Meine Damen und Herren, lassen Sie mich sagen, wenn ein Staatssekretär ein Unternehmen, ein Landesunternehmen führt als Aufsichtsratsvorsitzender, also die höchste Kontrollfunktion hat, wenn dieser Staatssekretär in der Zeit, in der er noch im Amt ist, von dem von ihm Kontrollierten, nämlich der Geschäftsführung, sich ein Honorarvertrag erarbeiten lässt, in einer fünfstelligen Größenordnung und niemand bemerkt dabei, dass das schon ungehörig an sich ist, dass schon der Vorgang allein alarmierend und empörend ist, das veranlasst mich noch einmal, deutlich zu machen, liebe Vertreter der Landesregierung, wir erwarten hier eine Bringschuld der Landesregierung, dass klar gesagt wird: Ein Mensch, der für die Landesregierung in irgendeiner Funktion tätig ist, muss immer wissen, dass er in seiner Funktion gebunden ist an sein politisches Amt, das er in der Regierung hat, und niemals mit der gleichen Firma, in der er dort arbeitet, private Verträge vorbereiten darf. Deswegen gehört aus unserer Sicht ein fünfjähriges Gebot dazu, so lange wie die Legislatur eines Landtags dauert, so lange sollte es eine strikte Trennung zwischen der Aufgabenwahrnahme als Aufsichtsführung aus der Regierung und einer späteren Tätigkeit in einem solchen Unternehmen geben. Das hat nichts damit zu tun, dass man an seiner freien Berufswahl gehindert wird. Worum es geht, ist, dass man das eine nicht benutzen darf, um das andere später sozusagen privatisiert vorzubereiten.

Der alarmierende Vorgang hat gerade hier in Thüringen stattgefunden. Es ist jetzt offensichtlich bereinigt, das ist auch gut so. Aber dass es niemand bemerkt hat, weder der Aufsichtsrat noch die Geschäftsleitung, das finde ich das eigentlich Problematische. Da reicht es mir nicht, wenn die Ministerpräsidentin und der zuständige Minister sagen: Nein, wir finden das nicht gut. Das ist zwar klar, da ist auch die Formulierung offenkundig klar gewesen, aber offenkundig hat sonst niemand von den Beteiligten ein Gefühl dafür gehabt, dass das so nicht geht. Deswegen unsere Bitte, hier einen klaren Ehrencodex vorzusehen, das Minimum wäre ein Bekenntnis, dass keine Mitgliedschaften in Aufsichtsgremien wahrgenommen werden, die auf Erwerbstätigkeit gerichtet sind, die außerhalb der Zuständigkeit unseres Landes sind, die nichts mit der Funktion der Regierung zu tun haben, das bitten wir klarzustellen.
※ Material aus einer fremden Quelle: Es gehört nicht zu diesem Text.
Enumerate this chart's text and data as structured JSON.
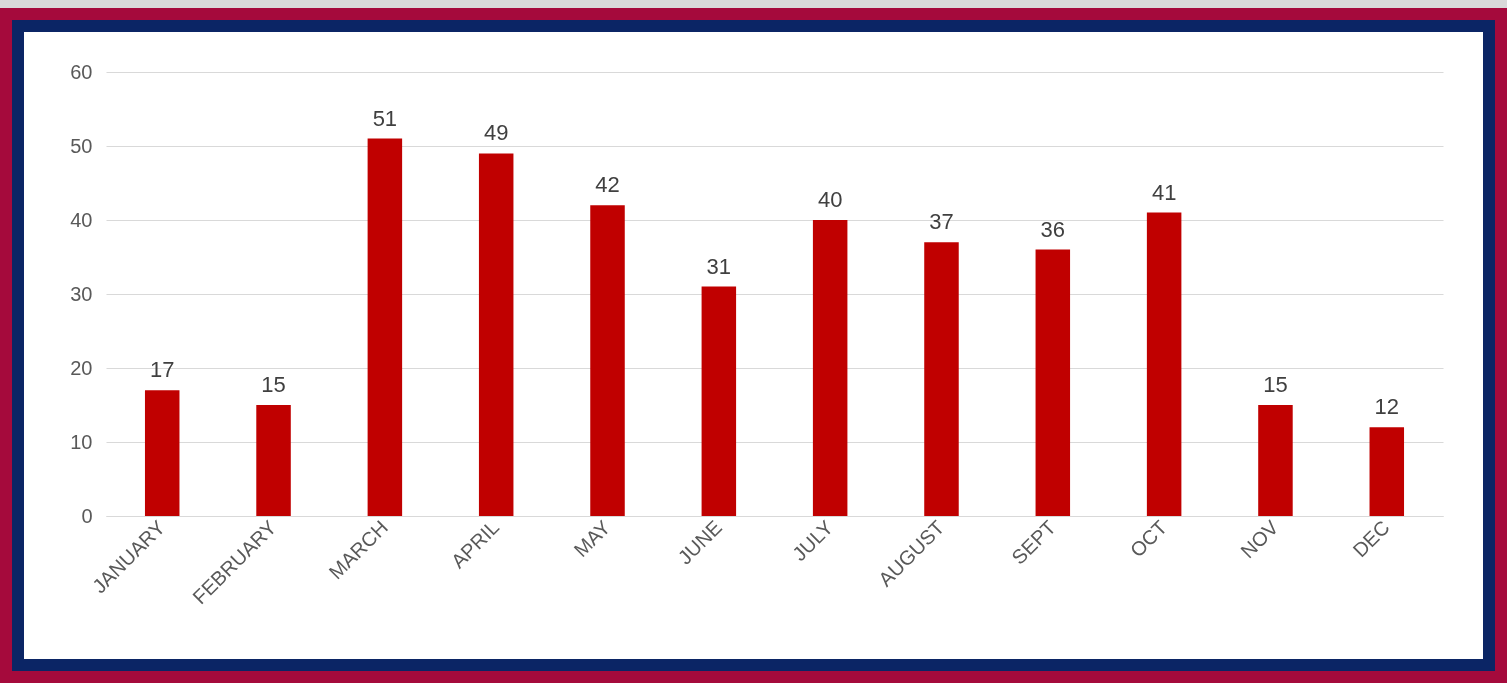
{
  "chart_data": {
    "type": "bar",
    "categories": [
      "JANUARY",
      "FEBRUARY",
      "MARCH",
      "APRIL",
      "MAY",
      "JUNE",
      "JULY",
      "AUGUST",
      "SEPT",
      "OCT",
      "NOV",
      "DEC"
    ],
    "values": [
      17,
      15,
      51,
      49,
      42,
      31,
      40,
      37,
      36,
      41,
      15,
      12
    ],
    "color": "#c00000",
    "ylim": [
      0,
      60
    ],
    "yticks": [
      0,
      10,
      20,
      30,
      40,
      50,
      60
    ],
    "grid": "y",
    "data_labels": true
  }
}
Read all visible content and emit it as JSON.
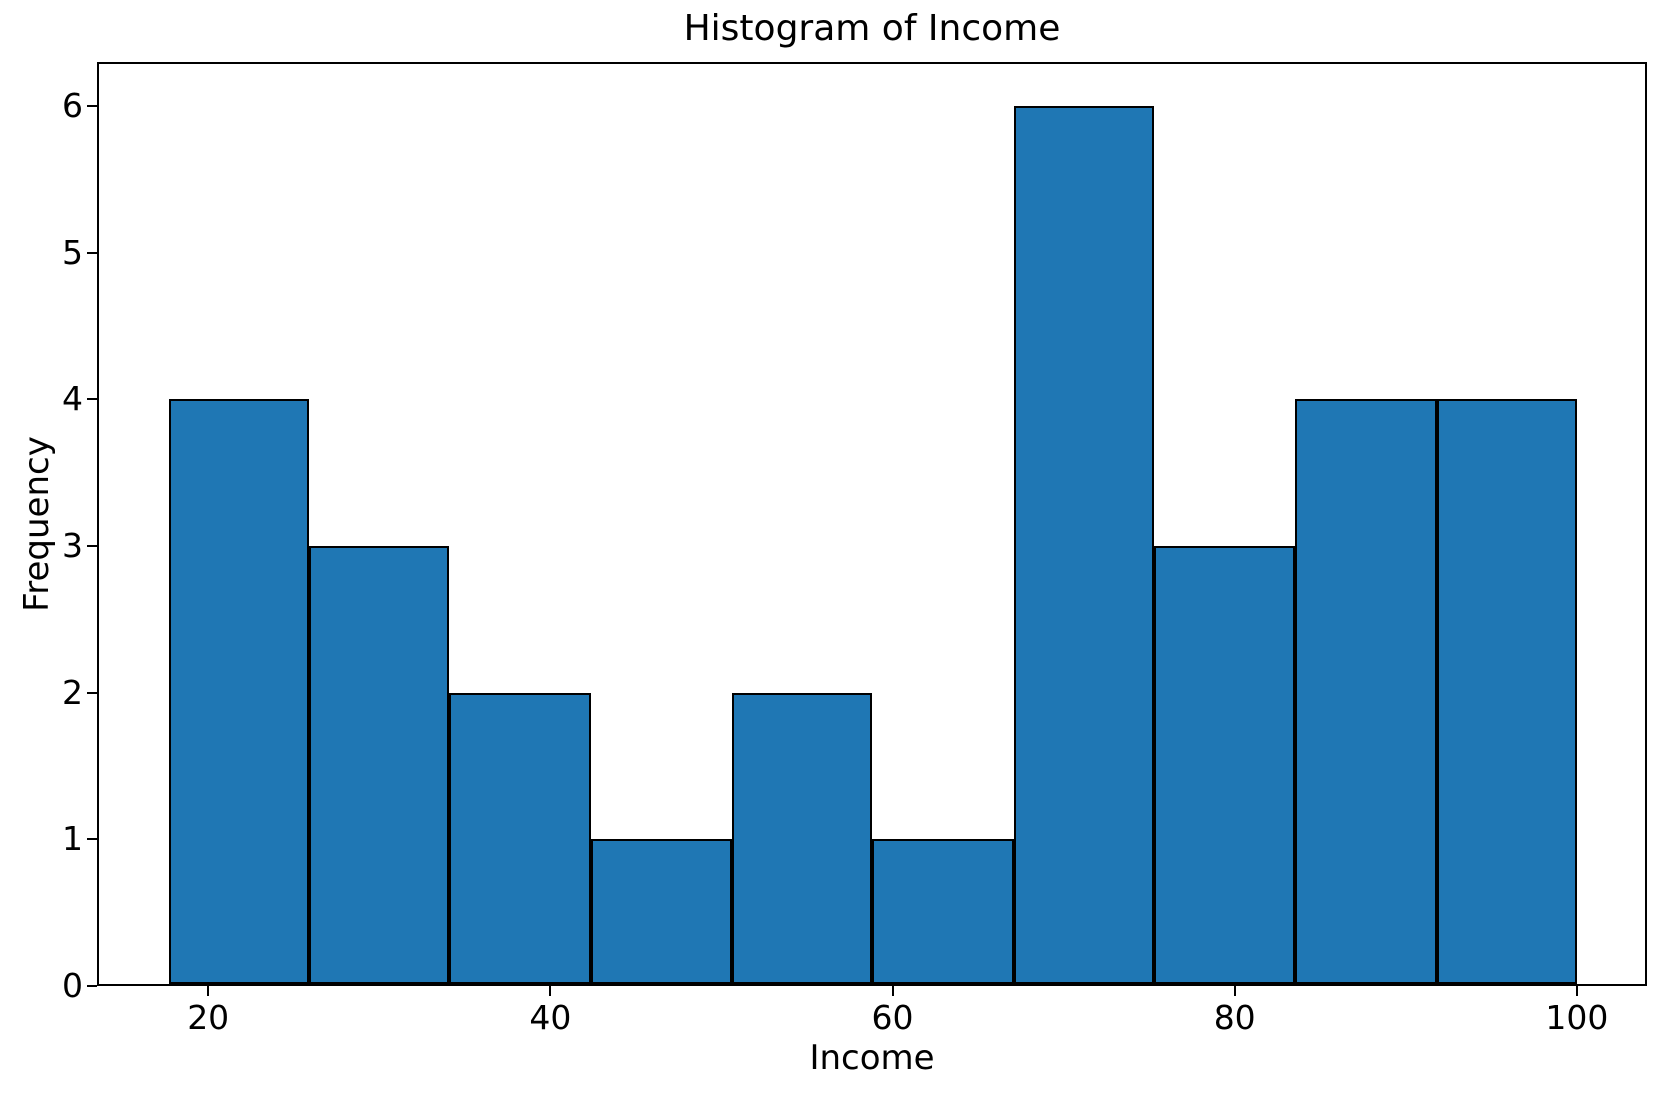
{
  "chart_data": {
    "type": "bar",
    "subtype": "histogram",
    "title": "Histogram of Income",
    "xlabel": "Income",
    "ylabel": "Frequency",
    "bin_edges": [
      17.7,
      25.9,
      34.1,
      42.4,
      50.6,
      58.8,
      67.1,
      75.3,
      83.5,
      91.8,
      100
    ],
    "counts": [
      4,
      3,
      2,
      1,
      2,
      1,
      6,
      3,
      4,
      4
    ],
    "xticks": [
      20,
      40,
      60,
      80,
      100
    ],
    "yticks": [
      0,
      1,
      2,
      3,
      4,
      5,
      6
    ],
    "xlim": [
      13.5,
      104.1
    ],
    "ylim": [
      0,
      6.3
    ],
    "bar_color": "#1f77b4",
    "bar_edge_color": "#000000",
    "axis_color": "#000000",
    "background_color": "#ffffff",
    "grid": false,
    "legend": null
  }
}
Wir bitten auch - in Anlehnung an Drucksache 3/50 - dem Parlament Gelegenheit zu geben, aus seiner eigenen Mitte Personen zu benennen, die geeignet sind, bei den Landesgesellschaften in Aufsichtsräten mitzutun. Und unsere letzte Bitte: Die abgerechneten Jahresergebnisse dieser Gesellschaften gehören dem parlamentarischen Gang zugeordnet, das heißt, sie müssen Teil der Abrechnung des Haushaltsregimes unseres Landes sein. In diesem Sinn mahne ich heute freundlich eine Konkretisierung im neuen Jahr an und wollte den Weihnachtsfrieden nicht weiter stören. Vielen Dank.